Optionally, if you want to keep the "panic flee" behavior, where a colonist would just run blindly, this could be implemented as a separate mental break-event, but not be the regular flee on danger behavior.

This might seems like a "cheap" idea, as it would require no new interface or interaction by the player, but I'm putting it here as it might require some more advanced logic under the hood.

Limdood

i'd really rather not have my colonist flee right past the charging bear and die in some absurd attempt to reach a door rather than flee directly away from the threat.

The game is also VERY bad at determining "safe."  Safe for the game might not be what you consider safe, or like i mentioned above, it might take the pawn into MORE immediate danger. 

jamaicancastle

Unfortunately the amount of work needed to successfully determine "safety" areas and flee towards them - while also fleeing away from threats - would be pretty hefty.
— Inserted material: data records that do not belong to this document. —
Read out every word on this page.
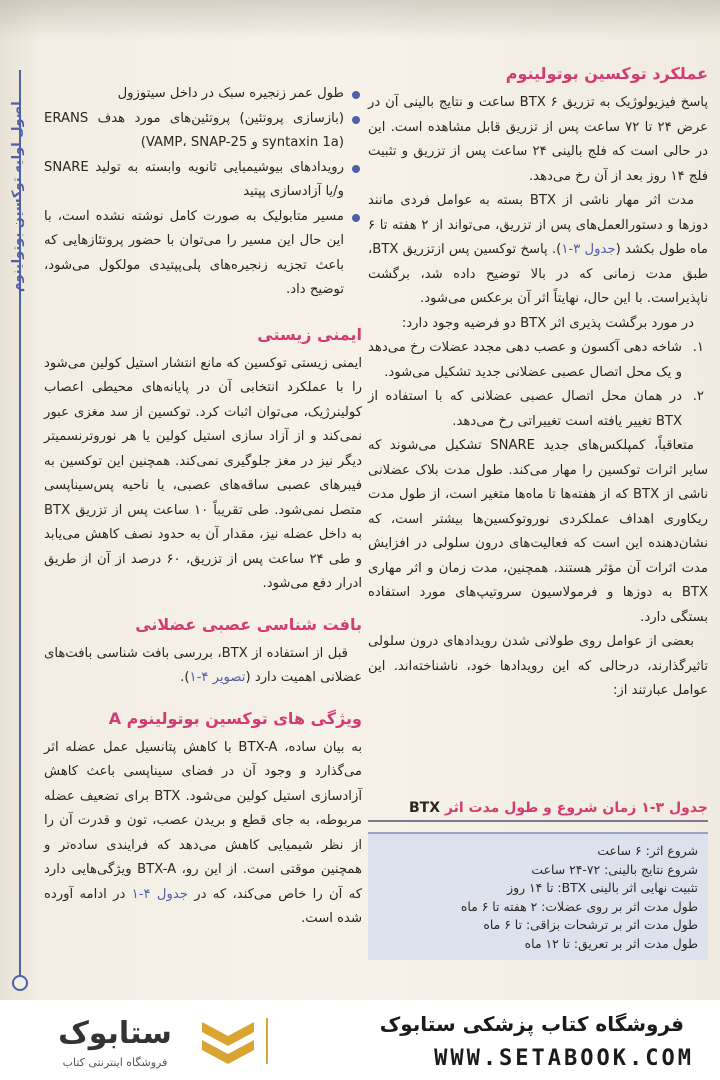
اصول اولیه توکسین بوتولینوم
عملکرد توکسین بوتولینوم

پاسخ فیزیولوژیک به تزریق BTX ۶ ساعت و نتایج بالینی آن در عرض ۲۴ تا ۷۲ ساعت پس از تزریق قابل مشاهده است. این در حالی است که فلج بالینی ۲۴ ساعت پس از تزریق و تثبیت فلج ۱۴ روز بعد از آن رخ می‌دهد.

مدت اثر مهار ناشی از BTX بسته به عوامل فردی مانند دوزها و دستورالعمل‌های پس از تزریق، می‌تواند از ۲ هفته تا ۶ ماه طول بکشد (جدول ۳-۱). پاسخ توکسین پس ازتزریق BTX، طبق مدت زمانی که در بالا توضیح داده شد، برگشت ناپذیراست. با این حال، نهایتاً اثر آن برعکس می‌شود.

در مورد برگشت پذیری اثر BTX دو فرضیه وجود دارد:

۱.
شاخه دهی آکسون و عصب دهی مجدد عضلات رخ می‌دهد و یک محل اتصال عصبی عضلانی جدید تشکیل می‌شود.
۲.
در همان محل اتصال عصبی عضلانی که با استفاده از BTX تغییر یافته است تغییراتی رخ می‌دهد.

متعاقباً، کمپلکس‌های جدید SNARE تشکیل می‌شوند که سایر اثرات توکسین را مهار می‌کند. طول مدت بلاک عضلانی ناشی از BTX که از هفته‌ها تا ماه‌ها متغیر است، از طول مدت ریکاوری اهداف عملکردی نوروتوکسین‌ها بیشتر است، که نشان‌دهنده این است که فعالیت‌های درون سلولی در افزایش مدت اثرات آن مؤثر هستند. همچنین، مدت زمان و اثر مهاری BTX به دوزها و فرمولاسیون سروتیپ‌های مورد استفاده بستگی دارد.

بعضی از عوامل روی طولانی شدن رویدادهای درون سلولی تاثیرگذارند، درحالی که این رویدادها خود، ناشناخته‌اند. این عوامل عبارتند از:

طول عمر زنجیره سبک در داخل سیتوزول
(بازسازی پروتئین) پروتئین‌های مورد هدف ERANS (syntaxin 1a و VAMP، SNAP-25)
رویدادهای بیوشیمیایی ثانویه وابسته به تولید SNARE و/یا آزادسازی پپتید
مسیر متابولیک به صورت کامل نوشته نشده است، با این حال این مسیر را می‌توان با حضور پروتئازهایی که باعث تجزیه زنجیره‌های پلی‌پپتیدی مولکول می‌شود، توضیح داد.
ایمنی زیستی

ایمنی زیستی توکسین که مانع انتشار استیل کولین می‌شود را با عملکرد انتخابی آن در پایانه‌های محیطی اعصاب کولینرژیک، می‌توان اثبات کرد. توکسین از سد مغزی عبور نمی‌کند و از آزاد سازی استیل کولین یا هر نوروترنسمیتر دیگر نیز در مغز جلوگیری نمی‌کند. همچنین این توکسین به فیبرهای عصبی ساقه‌های عصبی، یا ناحیه پس‌سیناپسی متصل نمی‌شود. طی تقریباً ۱۰ ساعت پس از تزریق BTX به داخل عضله نیز، مقدار آن به حدود نصف کاهش می‌یابد و طی ۲۴ ساعت پس از تزریق، ۶۰ درصد از آن از طریق ادرار دفع می‌شود.

بافت شناسی عصبی عضلانی

قبل از استفاده از BTX، بررسی بافت شناسی بافت‌های عضلانی اهمیت دارد (تصویر ۴-۱).

ویژگی های توکسین بوتولینوم A

به بیان ساده، BTX-A با کاهش پتانسیل عمل عضله اثر می‌گذارد و وجود آن در فضای سیناپسی باعث کاهش آزادسازی استیل کولین می‌شود. BTX برای تضعیف عضله مربوطه، به جای قطع و بریدن عصب، تون و قدرت آن را از نظر شیمیایی کاهش می‌دهد که فرایندی ساده‌تر و همچنین موقتی است. از این رو، BTX-A ویژگی‌هایی دارد که آن را خاص می‌کند، که در جدول ۴-۱ در ادامه آورده شده است.

جدول ۳-۱ زمان شروع و طول مدت اثر BTX
شروع اثر: ۶ ساعت
شروع نتایج بالینی: ۷۲-۲۴ ساعت
تثبیت نهایی اثر بالینی BTX: تا ۱۴ روز
طول مدت اثر بر روی عضلات: ۲ هفته تا ۶ ماه
طول مدت اثر بر ترشحات بزاقی: تا ۶ ماه
طول مدت اثر بر تعریق: تا ۱۲ ماه
فروشگاه کتاب پزشکی ستابوک
WWW.SETABOOK.COM
ستابوک
فروشگاه اینترنتی کتاب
Especially if you're treating colonists as potential safe areas, since they could move around while the fleeing is going on. (Two or more armed colonists fleeing at the same time could potentially get stuck in a very, very odd loop that I'm not sure of a simple logical way out of... aside from dying, obviously.)

Trying to judge "safety" on the fly is probably both too computationally expensive, and not precise enough, since different players - and different threats - have different ideas about safety. (For me, "anywhere in the home area" would work fine, but not for a person who uses the home area for large-scale firefighting. If you have a manhunter pack, "indoors" is great... but not if you have an infestation. You get the idea.)

Ultimately, the best way to protect your colonists is to draft them and have them move in the direction you want. The game will probably never be smart enough to automate that kind of decision-making, and I don't know if it necessarily should be.

gaf

I think you misunderstood. I'm not proposing to replace running away from danger by running towards "safety". I'm proposing to combine the two. In other words, instead of only picking a direction or new location to run towards based on it being the furthest away from the danger(s), it should also give a small weight (maybe 10-20%) to choosing locations/directions that bring it closer to safety.

The current model means a colonist will run in a straight line away from the danger that is chasing it. My proposal would result in a something more like a curve, where the colonists still runs away from the danger, but bends off and tries to loop back towards safety when possible.

As for what calculations are needed to guess at what is safe I'm not sure it would necessarily be so time-consuming. If you settle for something basic like the center of the home area, a gathering place or the colonists bedroom (when you're running away outside away from home) this is already well defined in the game and would require no new calculations. While such a basic target may not be the best place to run to when the colonist gets closer or is inside, it's probably good enough when the colonist is far away and this mechanism is used.